Pour Emmanuel Macron, élu en 2017 sur une promesse de transformer la société française, le dossier a valeur de symbole : il s’agit de fonder un système universel, qui couvre tous les actifs et dissout les régimes spéciaux (SNCF, RATP, etc). Pas question, donc, de se renier en passant ce grand dessein par pertes et profits. Le chef de l’État, qui doit s’exprimer lors d’une allocution dimanche 14 juin pour clore l’état d’urgence sanitaire, serait dans l’idée « d’une remise en mouvement d’un certain nombre de réformes, de réflexions », assure un proche.

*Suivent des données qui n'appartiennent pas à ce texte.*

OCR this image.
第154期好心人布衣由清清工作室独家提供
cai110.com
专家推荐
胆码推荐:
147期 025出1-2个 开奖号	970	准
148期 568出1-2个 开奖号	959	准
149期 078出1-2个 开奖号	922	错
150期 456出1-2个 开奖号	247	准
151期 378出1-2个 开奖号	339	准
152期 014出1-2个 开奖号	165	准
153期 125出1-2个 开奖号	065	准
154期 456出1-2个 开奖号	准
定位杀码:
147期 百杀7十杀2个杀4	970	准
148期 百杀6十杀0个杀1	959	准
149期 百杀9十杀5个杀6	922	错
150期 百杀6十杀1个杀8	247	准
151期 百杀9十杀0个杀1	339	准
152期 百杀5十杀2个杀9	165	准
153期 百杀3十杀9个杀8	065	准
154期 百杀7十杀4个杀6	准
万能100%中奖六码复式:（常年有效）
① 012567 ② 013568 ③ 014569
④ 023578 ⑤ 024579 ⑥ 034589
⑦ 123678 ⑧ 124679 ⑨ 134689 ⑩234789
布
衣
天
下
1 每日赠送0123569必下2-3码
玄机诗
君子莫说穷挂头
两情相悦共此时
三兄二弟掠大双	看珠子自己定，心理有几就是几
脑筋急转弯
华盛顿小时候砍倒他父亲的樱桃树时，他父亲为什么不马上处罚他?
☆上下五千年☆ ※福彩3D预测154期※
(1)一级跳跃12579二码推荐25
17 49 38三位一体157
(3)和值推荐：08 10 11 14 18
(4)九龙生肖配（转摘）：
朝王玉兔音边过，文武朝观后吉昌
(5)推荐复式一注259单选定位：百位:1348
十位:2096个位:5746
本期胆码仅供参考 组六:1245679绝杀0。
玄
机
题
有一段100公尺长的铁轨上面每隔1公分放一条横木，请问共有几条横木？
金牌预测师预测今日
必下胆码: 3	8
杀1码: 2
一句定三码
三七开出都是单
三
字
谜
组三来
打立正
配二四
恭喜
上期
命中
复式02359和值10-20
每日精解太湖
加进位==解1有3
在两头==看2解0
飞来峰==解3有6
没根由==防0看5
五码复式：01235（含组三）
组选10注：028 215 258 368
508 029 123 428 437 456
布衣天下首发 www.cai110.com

En privé, le président de la République dit vouloir garder le système par points institué par le projet de loi, qu’il estime juste, et se montre prêt à évoluer sur les aspects budgétaires. Il y a quelques jours, son entourage avait fait savoir que « certains pans de la réforme pourraient revenir, ceux qui concernent la justice sociale » : revalorisation du minimum de pension (notamment pour les agriculteurs et les indépendants), mesures en faveur des femmes et des aidants familiaux, modalités de calcul des droits qui seraient plus favorables pour les personnes ayant eu des parcours professionnels hachés…

« Tout le monde est en train de réaliser que cette réforme inclut des avancées sociales indispensables », confie Patrick Mignola. Le patron du groupe MoDem à l’Assemblée plaide pour que les « avancées » en question soient réintégrées dès cette année dans un texte législatif spécifique — si la mise entre parenthèses du projet de loi avalisé en mars se poursuit.

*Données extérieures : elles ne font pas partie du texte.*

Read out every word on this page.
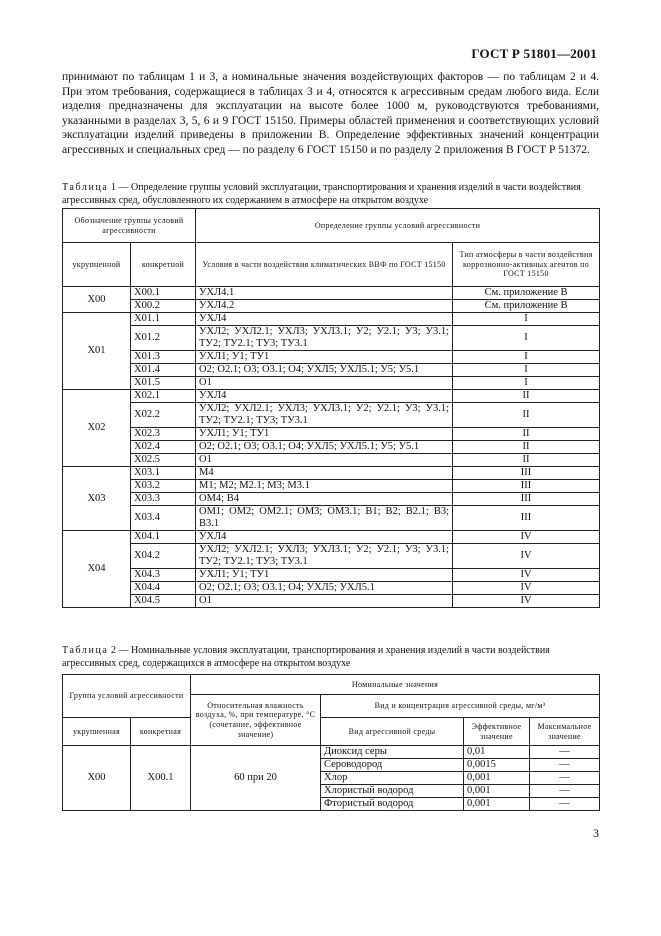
ГОСТ Р 51801—2001

принимают по таблицам 1 и 3, а номинальные значения воздействующих факторов — по таблицам 2 и 4. При этом требования, содержащиеся в таблицах 3 и 4, относятся к агрессивным средам любого вида. Если изделия предназначены для эксплуатации на высоте более 1000 м, руководствуются требованиями, указанными в разделах 3, 5, 6 и 9 ГОСТ 15150. Примеры областей применения и соответствующих условий эксплуатации изделий приведены в приложении В. Определение эффективных значений концентрации агрессивных и специальных сред — по разделу 6 ГОСТ 15150 и по разделу 2 приложения В ГОСТ Р 51372.

Таблица 1 — Определение группы условий эксплуатации, транспортирования и хранения изделий в части воздействия агрессивных сред, обусловленного их содержанием в атмосфере на открытом воздухе
Обозначение группы условий агрессивности		Определение группы условий агрессивности	
укрупненной	конкретной	Условия в части воздействия климатических ВВФ по ГОСТ 15150	Тип атмосферы в части воздействия коррозионно-активных агентов по ГОСТ 15150
Х00	Х00.1	УХЛ4.1	См. приложение В
	Х00.2	УХЛ4.2	См. приложение В
Х01	Х01.1	УХЛ4	I
	Х01.2	УХЛ2; УХЛ2.1; УХЛ3; УХЛ3.1; У2; У2.1; У3; У3.1; ТУ2; ТУ2.1; ТУ3; ТУ3.1	I
	Х01.3	УХЛ1; У1; ТУ1	I
	Х01.4	О2; О2.1; О3; О3.1; О4; УХЛ5; УХЛ5.1; У5; У5.1	I
	Х01.5	О1	I
Х02	Х02.1	УХЛ4	II
	Х02.2	УХЛ2; УХЛ2.1; УХЛ3; УХЛ3.1; У2; У2.1; У3; У3.1; ТУ2; ТУ2.1; ТУ3; ТУ3.1	II
	Х02.3	УХЛ1; У1; ТУ1	II
	Х02.4	О2; О2.1; О3; О3.1; О4; УХЛ5; УХЛ5.1; У5; У5.1	II
	Х02.5	О1	II
Х03	Х03.1	М4	III
	Х03.2	М1; М2; М2.1; М3; М3.1	III
	Х03.3	ОМ4; В4	III
	Х03.4	ОМ1; ОМ2; ОМ2.1; ОМ3; ОМ3.1; В1; В2; В2.1; В3; В3.1	III
Х04	Х04.1	УХЛ4	IV
	Х04.2	УХЛ2; УХЛ2.1; УХЛ3; УХЛ3.1; У2; У2.1; У3; У3.1; ТУ2; ТУ2.1; ТУ3; ТУ3.1	IV
	Х04.3	УХЛ1; У1; ТУ1	IV
	Х04.4	О2; О2.1; О3; О3.1; О4; УХЛ5; УХЛ5.1	IV
	Х04.5	О1	IV
Таблица 2 — Номинальные условия эксплуатации, транспортирования и хранения изделий в части воздействия агрессивных сред, содержащихся в атмосфере на открытом воздухе
Группа условий агрессивности		Номинальные значения			
		Относительная влажность воздуха, %, при температуре, °С (сочетание, эффективное значение)	Вид и концентрация агрессивной среды, мг/м³		
укрупненная	конкретная		Вид агрессивной среды	Эффективное значение	Максимальное значение
Х00	Х00.1	60 при 20	Диоксид серы	0,01	—
			Сероводород	0,0015	—
			Хлор	0,001	—
			Хлористый водород	0,001	—
			Фтористый водород	0,001	—
3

L’idée selon laquelle l’exécutif pourrait relancer le chantier, brique par brique, a pris de l’épaisseur avec un épisode inattendu, mercredi, à l’Assemblée nationale : en commission des affaires sociales, les députés ont approuvé à l’unanimité la proposition de loi de leur collègue communiste André Chassaigne sur la revalorisation des pensions agricoles — une préoccupation également présente dans le projet de système universel voulu par M. Macron.

Le vote de mercredi au Palais-Bourbon inaugure-t-il un passage à la méthode des petits pas  ? Gare aux interprétations hâtives, rétorque Nicolas Turquois, député MoDem de la Vienne en première ligne sur le dossier : « La proposition de loi d’André Chassaigne ne fait pas partie d’un plan plus général visant à faire passer des dispositions de la réforme, l’une après l’autre », certifie-t-il. La démarche du député communiste « allait dans notre sens », complète Corinne Vignon (LRM, Haute-Garonne) : « Nous ne pouvions pas la rejeter ».

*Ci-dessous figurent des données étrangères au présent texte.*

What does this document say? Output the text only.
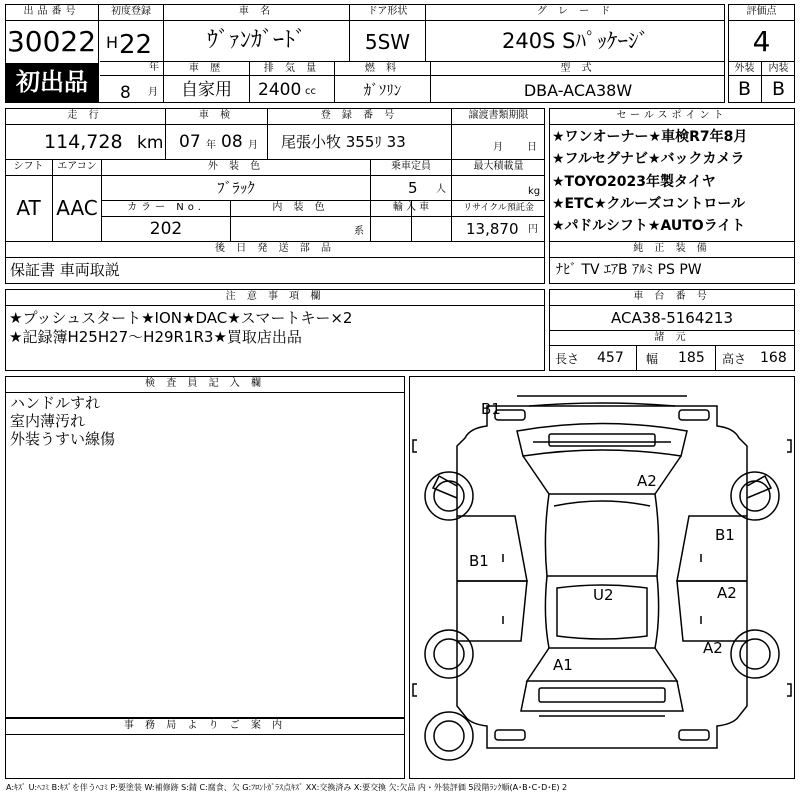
出品番号
30022
初出品
初度登録
H 22
年
8 月
車 名
ｳﾞｧﾝｶﾞｰﾄﾞ
ドア形状
5SW
グ レ ー ド
240S Sﾊﾟｯｹｰｼﾞ
評価点
4
外装	内装
B	B
車 歴
自家用
排 気 量
2400 cc
燃 料
ｶﾞｿﾘﾝ
型 式
DBA-ACA38W
走 行
114,728 km
車 検
07 年 08 月
登 録 番 号
尾張小牧 355ﾘ 33
譲渡書類期限
月 日
シフト
AT
エアコン
AAC
外 装 色
ﾌﾞﾗｯｸ
乗車定員
5 人
最大積載量
kg
カラー No.
202
内 装 色
系
輸 入 車	リサイクル預託金
13,870 円
後 日 発 送 部 品
保証書 車両取説
セールスポイント
★ワンオーナー★車検R7年8月
★フルセグナビ★バックカメラ
★TOYO2023年製タイヤ
★ETC★クルーズコントロール
★パドルシフト★AUTOライト
純 正 装 備
ﾅﾋﾞ TV ｴｱB ｱﾙﾐ PS PW
注 意 事 項 欄
★プッシュスタート★ION★DAC★スマートキー×2
★記録簿H25H27～H29R1R3★買取店出品
車 台 番 号
ACA38-5164213
諸 元
長さ 457 幅 185 高さ 168
検 査 員 記 入 欄
ハンドルすれ
室内薄汚れ
外装うすい線傷
事 務 局 よ り ご 案 内
B1
A2
B1
B1
U2	A2
A2
A1
A:ｷｽﾞ U:ﾍｺﾐ B:ｷｽﾞを伴うﾍｺﾐ P:要塗装 W:補修跡 S:錆 C:腐食、欠 G:ﾌﾛﾝﾄｶﾞﾗｽ点ｷｽﾞ XX:交換済み X:要交換 欠:欠品 内・外装評価 5段階ﾗﾝｸ順(A･B･C･D･E) 2
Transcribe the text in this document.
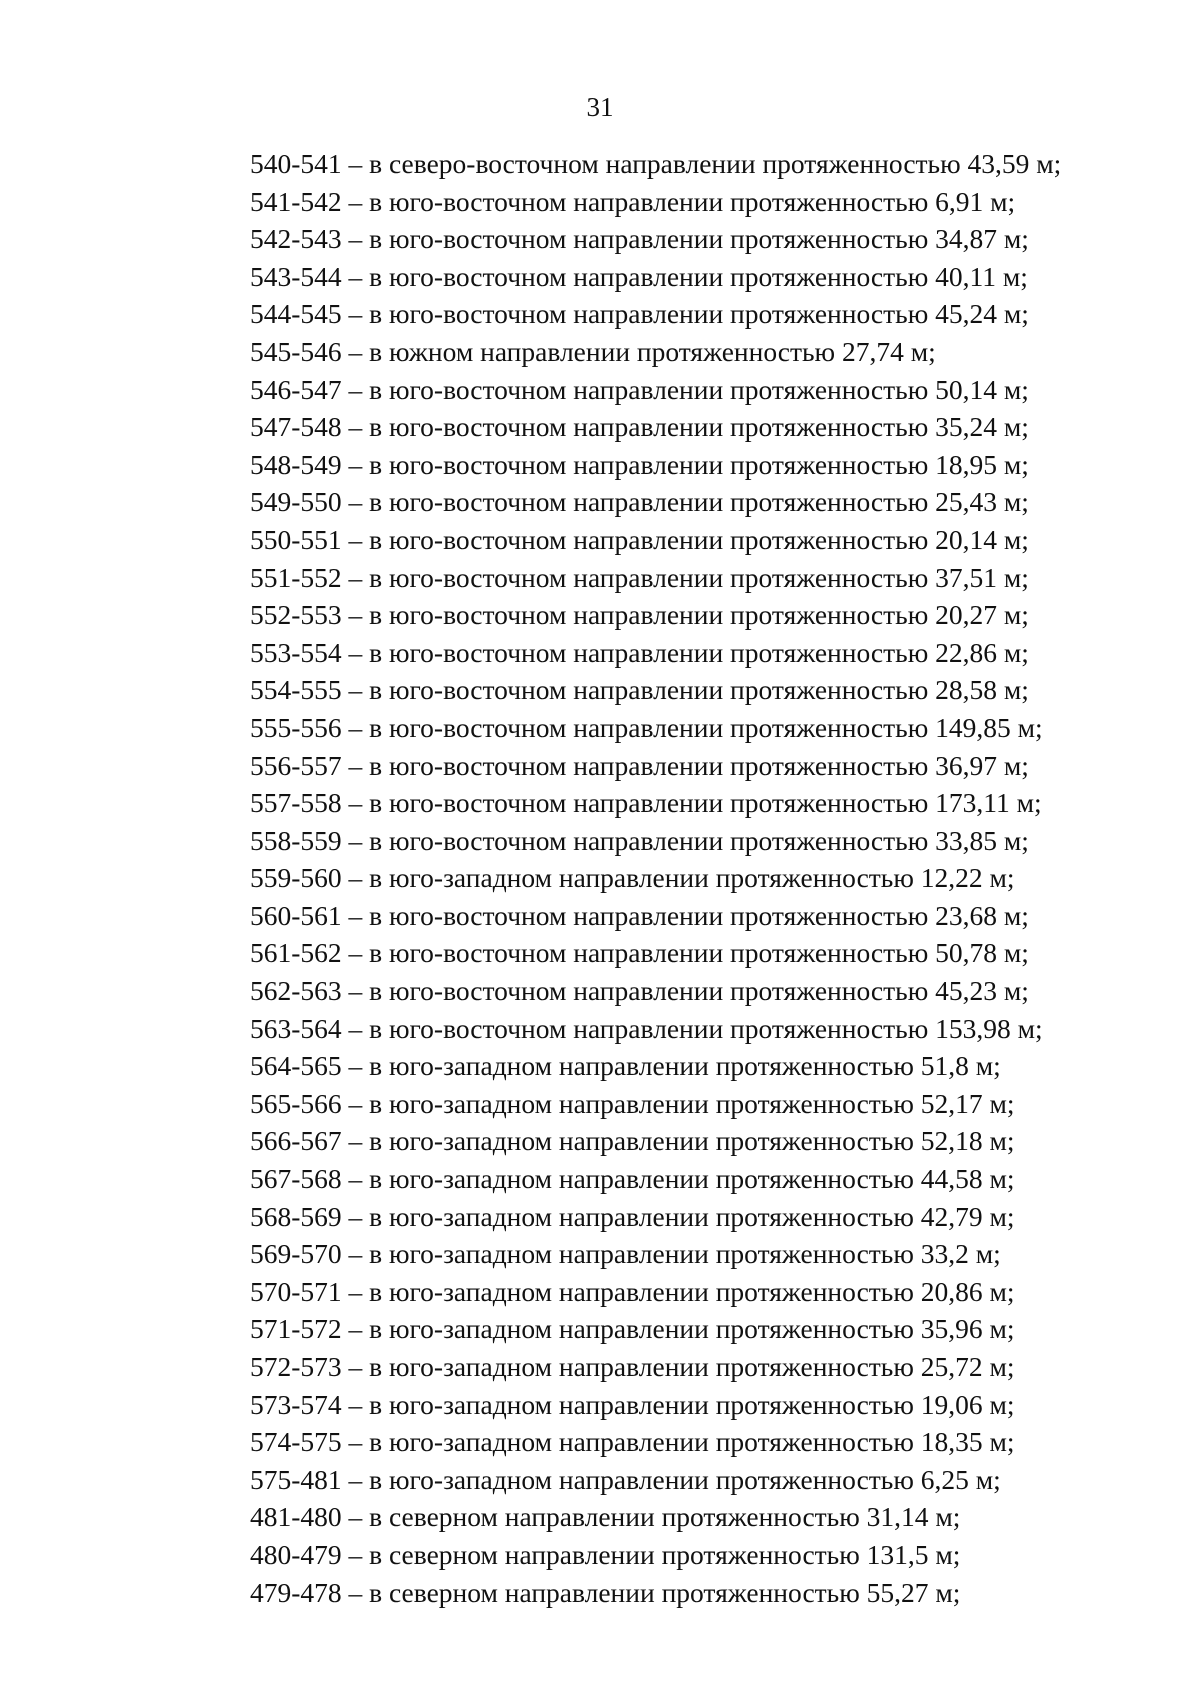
31
540-541 – в северо-восточном направлении протяженностью 43,59 м;
541-542 – в юго-восточном направлении протяженностью 6,91 м;
542-543 – в юго-восточном направлении протяженностью 34,87 м;
543-544 – в юго-восточном направлении протяженностью 40,11 м;
544-545 – в юго-восточном направлении протяженностью 45,24 м;
545-546 – в южном направлении протяженностью 27,74 м;
546-547 – в юго-восточном направлении протяженностью 50,14 м;
547-548 – в юго-восточном направлении протяженностью 35,24 м;
548-549 – в юго-восточном направлении протяженностью 18,95 м;
549-550 – в юго-восточном направлении протяженностью 25,43 м;
550-551 – в юго-восточном направлении протяженностью 20,14 м;
551-552 – в юго-восточном направлении протяженностью 37,51 м;
552-553 – в юго-восточном направлении протяженностью 20,27 м;
553-554 – в юго-восточном направлении протяженностью 22,86 м;
554-555 – в юго-восточном направлении протяженностью 28,58 м;
555-556 – в юго-восточном направлении протяженностью 149,85 м;
556-557 – в юго-восточном направлении протяженностью 36,97 м;
557-558 – в юго-восточном направлении протяженностью 173,11 м;
558-559 – в юго-восточном направлении протяженностью 33,85 м;
559-560 – в юго-западном направлении протяженностью 12,22 м;
560-561 – в юго-восточном направлении протяженностью 23,68 м;
561-562 – в юго-восточном направлении протяженностью 50,78 м;
562-563 – в юго-восточном направлении протяженностью 45,23 м;
563-564 – в юго-восточном направлении протяженностью 153,98 м;
564-565 – в юго-западном направлении протяженностью 51,8 м;
565-566 – в юго-западном направлении протяженностью 52,17 м;
566-567 – в юго-западном направлении протяженностью 52,18 м;
567-568 – в юго-западном направлении протяженностью 44,58 м;
568-569 – в юго-западном направлении протяженностью 42,79 м;
569-570 – в юго-западном направлении протяженностью 33,2 м;
570-571 – в юго-западном направлении протяженностью 20,86 м;
571-572 – в юго-западном направлении протяженностью 35,96 м;
572-573 – в юго-западном направлении протяженностью 25,72 м;
573-574 – в юго-западном направлении протяженностью 19,06 м;
574-575 – в юго-западном направлении протяженностью 18,35 м;
575-481 – в юго-западном направлении протяженностью 6,25 м;
481-480 – в северном направлении протяженностью 31,14 м;
480-479 – в северном направлении протяженностью 131,5 м;
479-478 – в северном направлении протяженностью 55,27 м;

Au sein de la majorité, les avis sont partagés sur la manière de procéder. « Il faut garder le texte [relatif au système universel] dans sa globalité », martèle Guillaume Gouffier-Cha, député LRM et rapporteur général du projet de loi. « Personnellement, je suis contre le détricotage », renchérit Mme Vignon. Sa collègue macroniste, Cendra Motin, plaide pour une approche différente : « On ne peut pas repartir sur le texte voté avec le 49.3 », considère-t-elle. À ses yeux, il convient d’avancer sur « ce qui faisait consensus » : amélioration du minimum de pension, « harmonisation des pensions de réversion », instauration de nouvelles règles permettant « d’acquérir des droits dès la première heure travaillée ». Le tout à deux conditions : « Être clair sur ce que l’on veut mettre en œuvre et faire en sorte que ce que l’on propose soit financé. » Le député LRM de la Vienne, Sacha Houlié, juge également possible de réincorporer « au compte-gouttes tous les éléments favorablement attendus de la réforme ». « Cela aurait du sens si nous reprenions les objets de justice sociale, renchérit un ministre. En revanche, remettre la réforme telle quelle, je ne comprendrais pas : personne ne la regrettera ».

 

« D’autres chats à fouetter »

 

Mais le saucissonnage n’a pas les faveurs de Matignon. « Je ne crois pas qu’on en soit au snacking. Nous ne sommes pas en train de répartir dans une boîte, d’un côté le sucré, de l’autre le salé, ni de dire qu’il faut prendre tel morceau et pas tel autre. C’est un très gros sujet, qui a fait l’objet de discussions avec les partenaires sociaux, d’un vote en mars, d’un accord avec la CFDT. La réflexion doit être profonde », assène un proche du Premier ministre Édouard Philippe.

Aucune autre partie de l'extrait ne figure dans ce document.